The following stories of our families’ successes are intended to raise awareness about the issue of family homelessness and to show what Housing Families is doing to create positive change in the lives of families in need.
“Homeless parents tell their stories not because it is easy to do and not because they seek sympathy, but because their voices are a necessary informer to an intelligently transformed system that is both morally and economically sound.
Revealing such personal information is never an easy task to take on. However, we know that these stories must be told in order to reach beyond the perceptions of a ‘typical homeless person’ […]”

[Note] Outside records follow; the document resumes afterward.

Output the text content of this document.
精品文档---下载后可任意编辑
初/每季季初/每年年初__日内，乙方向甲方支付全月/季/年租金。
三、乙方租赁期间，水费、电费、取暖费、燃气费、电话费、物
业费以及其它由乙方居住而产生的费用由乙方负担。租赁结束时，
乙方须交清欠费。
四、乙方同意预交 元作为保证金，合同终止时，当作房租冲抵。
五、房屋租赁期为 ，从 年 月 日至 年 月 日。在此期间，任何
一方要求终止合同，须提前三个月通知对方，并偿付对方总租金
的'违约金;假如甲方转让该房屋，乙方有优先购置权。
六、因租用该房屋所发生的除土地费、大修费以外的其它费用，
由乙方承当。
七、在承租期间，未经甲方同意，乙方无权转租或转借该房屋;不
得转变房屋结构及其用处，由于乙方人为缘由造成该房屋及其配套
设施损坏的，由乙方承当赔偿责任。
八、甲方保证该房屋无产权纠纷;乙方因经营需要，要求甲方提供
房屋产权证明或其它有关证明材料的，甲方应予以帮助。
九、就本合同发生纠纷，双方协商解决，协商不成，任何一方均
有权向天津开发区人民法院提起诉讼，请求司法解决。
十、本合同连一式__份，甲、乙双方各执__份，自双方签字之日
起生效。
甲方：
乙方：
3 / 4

--Diane Sullivan, Homes for Families Policy Director and former Housing Families client
Several years ago, Najya and her now 8-year-old daughter Sadai became homeless. The loss of her job and high market rent threatened to derail Najya’s goal of self-sufficiency. The two entered into Housing Families’ transitional shelter program. Najya reflects on her experience, saying, “Homelessness was one of the most difficult situations I have ever dealt with. Even more traumatic was the hopelessness I felt. I was devastated, withdrawn and embarrassed to let anyone know about my situation.”
With the help of HFI staff, Najya and Sadai were able to move from transitional housing into a new apartment in Housing Families’ affordable rental development. In 2004, Najya was awarded a scholarship through One Family, Scholars, a program that helps women with children to pursue a higher education, as well as another scholarship for residents of affordable housing through the MA Housing Investment Corporation. She cross-registered for classes at Bunker Hill Community College and Roxbury Community College. In 2008, she was accepted into her dream school, Emerson College, and is now working to pursue a career in Multimedia Broadcast Journalism. She will graduate in May 2011.
Najya says of her work with HFI, “The help we received and continue to receive from Housing Families has helped to accelerate the constructive changes in my life, and I know I am taking positive steps toward my aspirations.” She adds, “I would not be where I am today if it weren’t for others helping me throughout my journey.” In sharing her story, Najya continues to advocate for homeless and low-income families. She has also worked with Emerson College to help other students access additional funding to achieve their higher education goals.
Najya and her daughter, Sadai
“Anna” and her partner become homeless one month after their son “Brian” was born. Her job did not offer maternity benefits and her partner become solely responsible for paying the bills. Then, their apartment was deemed incompliant with health regulations, and they were forced to leave. The family entered into Housing Families’ transitional shelter program. Anna found HFI staff welcoming and helpful, “We could tell they really cared and tried to help us to the best of their ability to access housing that we could afford.”
Anna and her family transitioned into HFI permanent housing, where they have been stably housed for 2 years. Throughout her time living in shelter and thereafter, Anna concentrated her efforts on completing her Bachelor’s Degree in Criminal Justice. She says, “Through all of the struggles of being homeless, I managed to stay focused in school. My goal is to be a police officer to help people get their lives back on the right path.”